North Salem head wrestling coach Andy Pickett talks to his wrestlers during practice at the school on Monday, December 15, 2014, in Salem.
A universal challenge in building a sports program is for the coach to connect with their athletes.
Andy Pickett has done that.
With the youthful enthusiasm of a young coach, but the knowledge and passion of an old-time wrestling coach, Pickett has raised the expectation of North Salem High School’s wrestling team in his five years.
From a 10th-place district finish in his first year, the Vikings have steadily risen in the conference, and a year when they don’t win individual district championships would be disappointing.
“He’s probably one of the best coaches I’ve had,” said senior Sam Hirons. “He knows when to harp on you when you’re not doing your job, he knows when to be your friend.
“I feel like he’s just right in the middle. He’ll push on you when you need it and he’ll give you a break when you need it. He’s a good friend to have, also. I’ll text him whenever and just tell him a joke or something. He’s a good person, a good coach.”
The attitude in North Salem’s program has improved dramatically in the past few years.
When Pickett was first hired as the high school’s head coach in 2010 after a year as an assistant coach, the team placed last in its league.
Now the Vikings are striving to improve on their sixth-place finish from last year.
“Personally my goal, and I told this to the kids at the beginning of the year, I wanted four individual regional champs this year, and then I would like to see at least four people place at state,” Pickett said.
“That’s the goal this year. And I kind of always change my goals by the team, because it depends on who you have on the team. As a team goal our team goal is to place in the top three this year. I think next year our goal will be No. 1. We’ll have to see how that plays out.”
Having wrestlers come through like Raymond Smith – a state champion in 2013, the school’s first in eight years – has elevated the level of competition within the team, and it has shown.
“It’s really just having goals and moving forward and saying we’re not satisfied with this,” Pickett said. “At the beginning when I had Raymond, his group didn’t have anybody to look up to because no one was tough. And so we had to instill in them how to work hard.

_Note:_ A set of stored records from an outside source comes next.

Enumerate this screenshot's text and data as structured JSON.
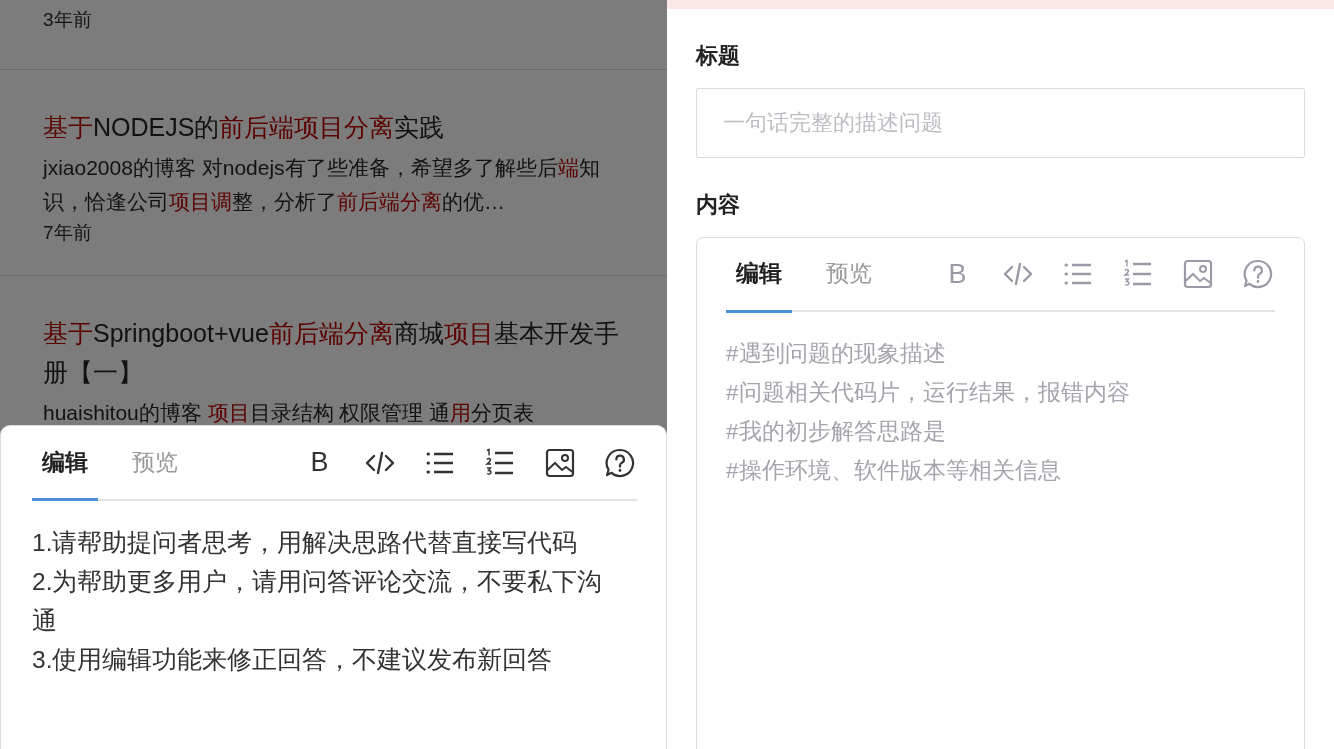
{
  "search_results": [
    {
      "time": "3年前"
    },
    {
      "title": [
        {
          "text": "基于",
          "highlight": true
        },
        {
          "text": "NODEJS的",
          "highlight": false
        },
        {
          "text": "前后端项目分离",
          "highlight": true
        },
        {
          "text": "实践",
          "highlight": false
        }
      ],
      "snippet": [
        {
          "text": "jxiao2008的博客  对nodejs有了些准备，希望多了解些后",
          "highlight": false
        },
        {
          "text": "端",
          "highlight": true
        },
        {
          "text": "知识，恰逢公司",
          "highlight": false
        },
        {
          "text": "项目调",
          "highlight": true
        },
        {
          "text": "整，分析了",
          "highlight": false
        },
        {
          "text": "前后端分离",
          "highlight": true
        },
        {
          "text": "的优…",
          "highlight": false
        }
      ],
      "time": "7年前"
    },
    {
      "title": [
        {
          "text": "基于",
          "highlight": true
        },
        {
          "text": "Springboot+vue",
          "highlight": false
        },
        {
          "text": "前后端分离",
          "highlight": true
        },
        {
          "text": "商城",
          "highlight": false
        },
        {
          "text": "项目",
          "highlight": true
        },
        {
          "text": "基本开发手册【一】",
          "highlight": false
        }
      ],
      "snippet": [
        {
          "text": "huaishitou的博客 ",
          "highlight": false
        },
        {
          "text": "项目",
          "highlight": true
        },
        {
          "text": "目录结构 权限管理 通",
          "highlight": false
        },
        {
          "text": "用",
          "highlight": true
        },
        {
          "text": "分页表",
          "highlight": false
        }
      ]
    }
  ],
  "answer_editor": {
    "tabs": [
      {
        "label": "编辑",
        "selected": true
      },
      {
        "label": "预览",
        "selected": false
      }
    ],
    "tools": [
      {
        "kind": "bold",
        "glyph": "B"
      },
      {
        "kind": "code"
      },
      {
        "kind": "bullets"
      },
      {
        "kind": "numbers"
      },
      {
        "kind": "image"
      },
      {
        "kind": "help"
      }
    ],
    "guidelines": [
      "1.请帮助提问者思考，用解决思路代替直接写代码",
      "2.为帮助更多用户，请用问答评论交流，不要私下沟通",
      "3.使用编辑功能来修正回答，不建议发布新回答"
    ]
  },
  "question_form": {
    "title_label": "标题",
    "title_placeholder": "一句话完整的描述问题",
    "content_label": "内容",
    "editor": {
      "tabs": [
        {
          "label": "编辑",
          "selected": true
        },
        {
          "label": "预览",
          "selected": false
        }
      ],
      "tools": [
        {
          "kind": "bold",
          "glyph": "B"
        },
        {
          "kind": "code"
        },
        {
          "kind": "bullets"
        },
        {
          "kind": "numbers"
        },
        {
          "kind": "image"
        },
        {
          "kind": "help"
        }
      ],
      "placeholder": "#遇到问题的现象描述\n#问题相关代码片，运行结果，报错内容\n#我的初步解答思路是\n#操作环境、软件版本等相关信息"
    }
  }
}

“These guys coming up, we have others in the room we can point to and say hey, do what he does. That’s, I think, why the whole team has stepped up. Now the room, you have to be better just to be in the room.”
Pickett graduated from McKay in 2002 after placing third at the state tournament his senior year.
After a year at Oregon Institute of Technology, he returned to Salem and started coaching under Rick Herrin at McKay.
He stayed in that position until being hired as a teacher at North Salem in 2008 and moved to that school as an assistant coach, then became the head coach a year later.
Pickett’s style, and style of wrestling he teaches his wrestlers, is reminiscent of Herrin’s technique.
North Salem adopted the former Holiday Classic wrestling tournament from McKay this season and renamed it the Rick Herrin Holiday Classic.
“Rick was a very positive influence on me and really like a second dad to me,” said Pickett, whose father Gil Pickett is a three-time Willamette Speedway Super Sport champion. “I’ve had a wonderful dad, still do, and Rick has always been like another father figure to me.
“He’s influenced me in the way that I coached and one of the main things that I’ve taken from him is it’s more about developing the person that’s going to be a productive member of society than success on the wrestling mat. He always kept that a focus, a priority. I would like to say that’s reflected in my style, too.”
When North Salem and other schools in town laid off teachers in 2011, Pickett moved from teaching geometry at Sprague from North Salem.
But he wasn’t going to stop coaching the Vikings.
Even basic communication between the athletes and coach takes more work than in a lot of situations, but everyone involved seems to be willing to make the effort.
“It’s a lot harder to talk to him,” said senior Cameron Harris, who returned to North Salem after a year at West Salem. “He’s at Sprague.
“I would like to talk to him personally a lot, but he’s over there so I kind of have to text him, let him know what’s going on instead of going up to his room, like, hey, this is what’s happening, can we do this and that, as a captain.”
Since Pickett has been teaching at Sprague, North Salem has yet to beat Sprague in a dual meet, but it’s been close.
You can be sure he’s heard about it from the other teachers at Sprague.
“I really feel like the kids here need me,” Pickett said. “I don’t know if I would feel the same if I coached at Sprague. I feel like these kids, we have a close bond and they need me more than the Sprague kids do.”